The consensus among marriage equality critics seems to be that if we had taken the $43 million spent on the failed Prop 8 effort and invested it in a broader LGBT social justice movement, we could have sustained a change for all kinds of vulnerable people, such as preventing new HIV infections among young African Americans.
Some argue that, although gay marriage does not benefit many in the LGBT community, focusing on it has reduced homophobia for all queers. But as Joseph DeFilippis, former executive director of Queers for Economic Justice, points out, "When homophobia is your only target, its removal will only benefit people for whom it was the sole issue. If you're homeless and a person of color, or a person of color who is an immigrant and queer, getting rid of homophobia doesn't change the immigration battles you face or the racism you have to contend with or your struggle to pay for your apartment."
To DeFilippis, the focus on gay marriage isn't just a difference of opinion, but the result of an underlying racism, which he believes can take many forms. "Sometimes you're aware of being racist but most times you're not," he says, adding that institutional racism is much more potent. "What it means is that you are completely ignoring certain people's lives, their issues, their agendas, and taking money away from what affects their lives."

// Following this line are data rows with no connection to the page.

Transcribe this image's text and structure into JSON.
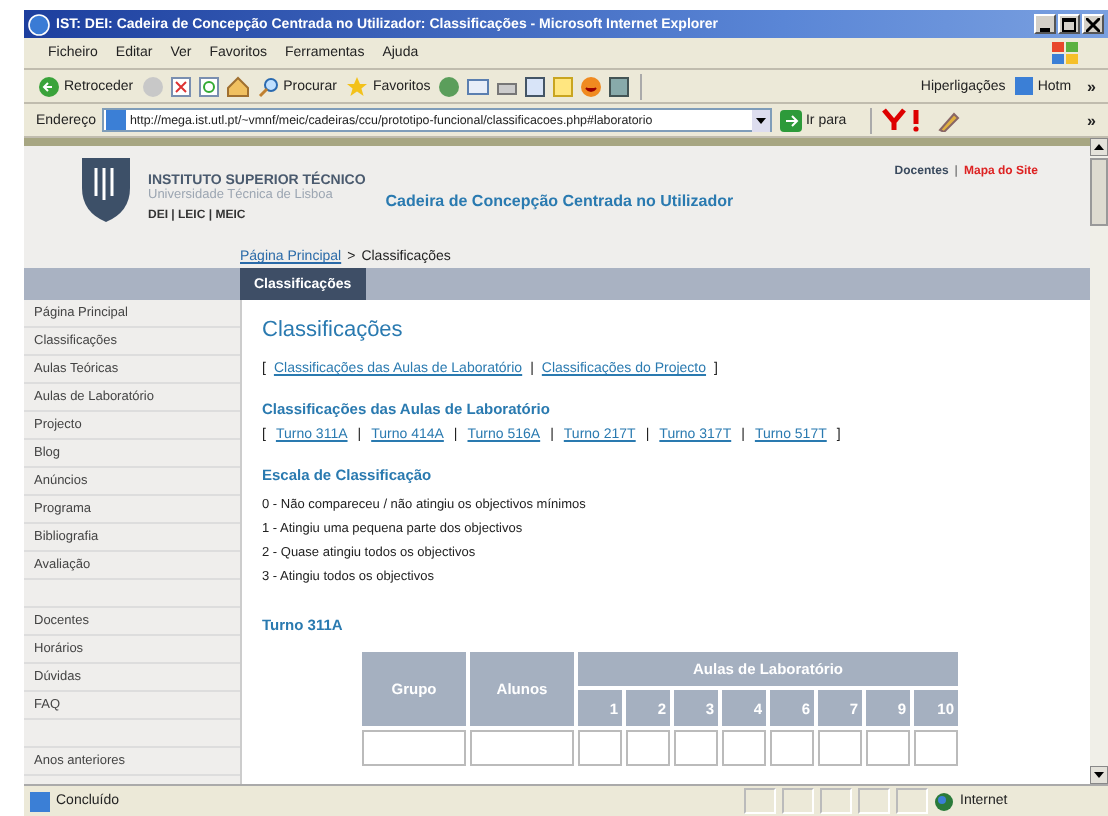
{
  "window": {
    "title": "IST: DEI: Cadeira de Concepção Centrada no Utilizador: Classificações - Microsoft Internet Explorer"
  },
  "menu": [
    "Ficheiro",
    "Editar",
    "Ver",
    "Favoritos",
    "Ferramentas",
    "Ajuda"
  ],
  "toolbar": {
    "back": "Retroceder",
    "search": "Procurar",
    "favorites": "Favoritos",
    "links": "Hiperligações",
    "hotmail": "Hotm",
    "more": "»"
  },
  "address": {
    "label": "Endereço",
    "url": "http://mega.ist.utl.pt/~vmnf/meic/cadeiras/ccu/prototipo-funcional/classificacoes.php#laboratorio",
    "go": "Ir para",
    "more": "»"
  },
  "header": {
    "institution": "INSTITUTO SUPERIOR TÉCNICO",
    "university": "Universidade Técnica de Lisboa",
    "departments": "DEI | LEIC | MEIC",
    "course": "Cadeira de Concepção Centrada no Utilizador",
    "top_links": [
      {
        "label": "Docentes",
        "kind": "plain"
      },
      {
        "label": "|",
        "kind": "separator"
      },
      {
        "label": "Mapa do Site",
        "kind": "highlight"
      }
    ]
  },
  "breadcrumb": {
    "link": "Página Principal",
    "separator": ">",
    "current": "Classificações"
  },
  "tabs": [
    {
      "label": "Classificações",
      "selected": true
    }
  ],
  "sidebar": {
    "groups": [
      [
        "Página Principal",
        "Classificações",
        "Aulas Teóricas",
        "Aulas de Laboratório",
        "Projecto",
        "Blog",
        "Anúncios",
        "Programa",
        "Bibliografia",
        "Avaliação"
      ],
      [
        "Docentes",
        "Horários",
        "Dúvidas",
        "FAQ"
      ],
      [
        "Anos anteriores"
      ]
    ]
  },
  "content": {
    "title": "Classificações",
    "nav": {
      "open": "[",
      "separator": "|",
      "close": "]",
      "links": [
        "Classificações das Aulas de Laboratório",
        "Classificações do Projecto"
      ]
    },
    "lab_heading": "Classificações das Aulas de Laboratório",
    "turnos": {
      "open": "[",
      "separator": "|",
      "close": "]",
      "links": [
        "Turno 311A",
        "Turno 414A",
        "Turno 516A",
        "Turno 217T",
        "Turno 317T",
        "Turno 517T"
      ]
    },
    "scale_heading": "Escala de Classificação",
    "scale": [
      "0 - Não compareceu / não atingiu os objectivos mínimos",
      "1 - Atingiu uma pequena parte dos objectivos",
      "2 - Quase atingiu todos os objectivos",
      "3 - Atingiu todos os objectivos"
    ],
    "table_heading": "Turno 311A",
    "table": {
      "columns": [
        "Grupo",
        "Alunos"
      ],
      "group_header": "Aulas de Laboratório",
      "sessions": [
        "1",
        "2",
        "3",
        "4",
        "6",
        "7",
        "9",
        "10"
      ]
    }
  },
  "status_bar": {
    "text": "Concluído",
    "zone": "Internet"
  }
}
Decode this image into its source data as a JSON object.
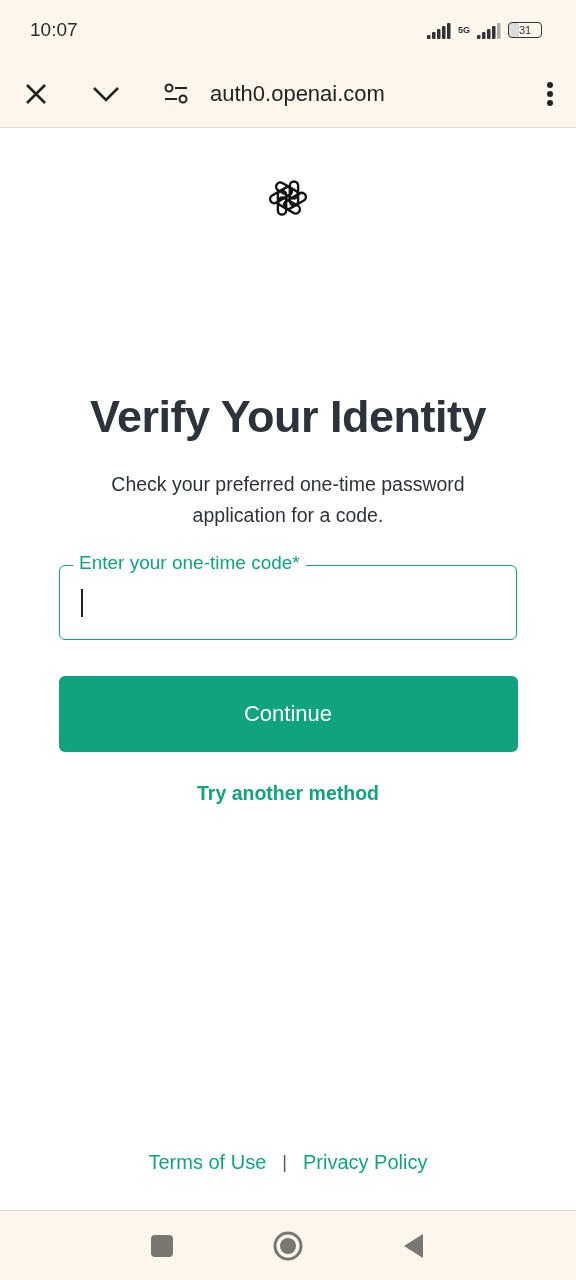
{
  "status_bar": {
    "time": "10:07",
    "network": "5G",
    "battery": "31"
  },
  "browser_toolbar": {
    "url": "auth0.openai.com"
  },
  "title": "Verify Your Identity",
  "subtitle": "Check your preferred one-time password application for a code.",
  "code_field": {
    "label": "Enter your one-time code*",
    "focused": true
  },
  "continue_button": "Continue",
  "alternate_link": "Try another method",
  "footer": {
    "links": [
      "Terms of Use",
      "Privacy Policy"
    ],
    "separator": "|"
  }
}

One can only hope that some day we will have an open dialogue about what the agenda should be for all LGBT people. When it happens, one hopes that the voices of the poor, the disabled, the feminists, and the queers of color will be heard, so that we end up with an agenda that is more reflective of the progressive politics that ignited the Stonewall riots and led to the modern gay liberation movement—a movement that seems very far from where we are today.
Lisa Dettmer is a producer of the "Women's Magazine" program at KPFA in Berkeley, California. This article was written for Race, Poverty & the Environment and is based on a radio documentary produced by Dettmer and Elena Botkin-Levy. Special thanks to the Astraea Foundation and Making Contact for their support.